We think you need these skills to ace Data Engineering Lead (Permanent) in Slough

Communication Skills
Problem-Solving Skills
SQL
Automation
Python
Attention to Detail
Data Governance

Some tips for your application 🫡

Show Off Your Projects:In the world of data science, your projects can speak volumes about your skills. Make sure to showcase a few key projects in your CV or portfolio, especially those that highlight your ability to work with data sets, build models, or use relevant tools like Python, R, or SQL. Don’t forget to include links to any GitHub repositories if applicable!

Quantify Your Achievements:Employers love numbers! When drafting your CV, highlight your achievements with quantifiable results. For instance, mention how your data analysis led to a certain percentage increase in efficiency or revenue at a previous job or project. These details can really make your application pop!

Craft a Tailored Cover Letter:For a full-time role at Salt, your cover letter should reflect your passion for data science and your excitement about the specific projects or values of the company. Dive into why you’re a good fit, how your skills align with their needs, and any unique perspectives you can bring to the team.

Stand Out with Relevant Courses and Certifications:Although experience talks, relevant courses or certifications can be your ticket to impressing hiring managers at Salt. Mention any standout courses you've completed that equipped you with essential skills, such as machine learning certifications or data visualisation courses.

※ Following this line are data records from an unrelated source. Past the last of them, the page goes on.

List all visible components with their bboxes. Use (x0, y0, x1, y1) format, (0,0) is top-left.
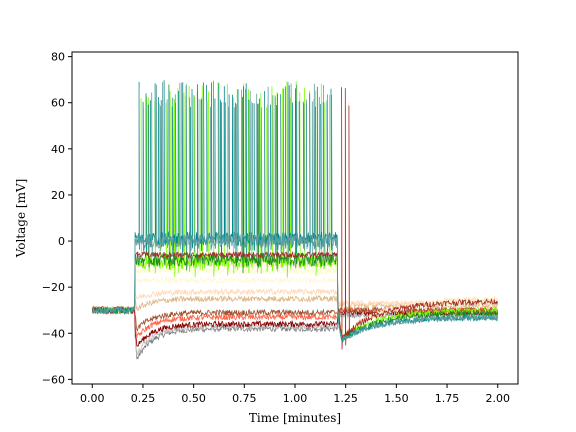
series-line-14 (91, 80, 499, 340)
y-tick-label: 80 (51, 51, 65, 64)
x-tick-label: 0.75 (232, 392, 257, 405)
y-axis-label: Voltage [mV] (14, 179, 28, 259)
x-axis: 0.00 0.25 0.50 0.75 1.00 1.25 1.50 1.75 2.00 (80, 384, 510, 405)
y-axis: −60 −40 −20 0 20 40 60 80 (42, 51, 72, 386)
x-tick-label: 2.00 (485, 392, 510, 405)
y-tick-label: −60 (42, 373, 65, 386)
y-tick-label: 60 (51, 97, 65, 110)
y-tick-label: 40 (51, 143, 65, 156)
series-line-11 (91, 84, 499, 341)
x-tick-label: 1.00 (283, 392, 308, 405)
series-line-12 (91, 87, 499, 350)
x-axis-label: Time [minutes] (249, 411, 341, 425)
y-tick-label: 0 (58, 235, 65, 248)
series-line-4 (91, 305, 499, 332)
y-tick-label: 20 (51, 189, 65, 202)
x-tick-label: 1.50 (384, 392, 409, 405)
x-tick-label: 1.75 (435, 392, 460, 405)
x-tick-label: 0.00 (80, 392, 105, 405)
y-tick-label: −40 (42, 327, 65, 340)
x-tick-label: 0.25 (131, 392, 156, 405)
y-tick-label: −20 (42, 281, 65, 294)
x-tick-label: 0.50 (181, 392, 206, 405)
plot-area (91, 80, 499, 360)
x-tick-label: 1.25 (333, 392, 358, 405)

This shows your commitment to continuously developing your skills in the field!

How to prepare for a job interview at Salt

Brush Up on Your Statistics

For a data science role, we need to seriously sharpen our statistics skills. Get ready to tackle technical questions on probability distributions, hypothesis testing, and regression analysis. These are often the bread and butter of data science interviews, so don't just skim over them!

Showcase Your Projects

Prepare a killer portfolio showcasing your data science projects. We should include details about the datasets used, the tools and techniques applied, and the impact of your findings. If we can walk them through a particularly challenging project or a cool visualisation that had real-world implications, it’ll really make us stand out!

Get Comfortable with Python and R

Most data science positions require us to be proficient in programming languages like Python and R. We should practice common libraries like pandas, NumPy, and scikit-learn, and be ready for live coding exercises or algorithm questions. Showing off our coding chops can really impress the interviewers at Salt!

Prepare for Case Studies

Expect to encounter real-world case studies during the interview. We might be asked how we’d approach a data problem or analyse a dataset to extract insights. It's essential to think out loud and demonstrate our problem-solving process so that the interviewer can see our logical thinking in action.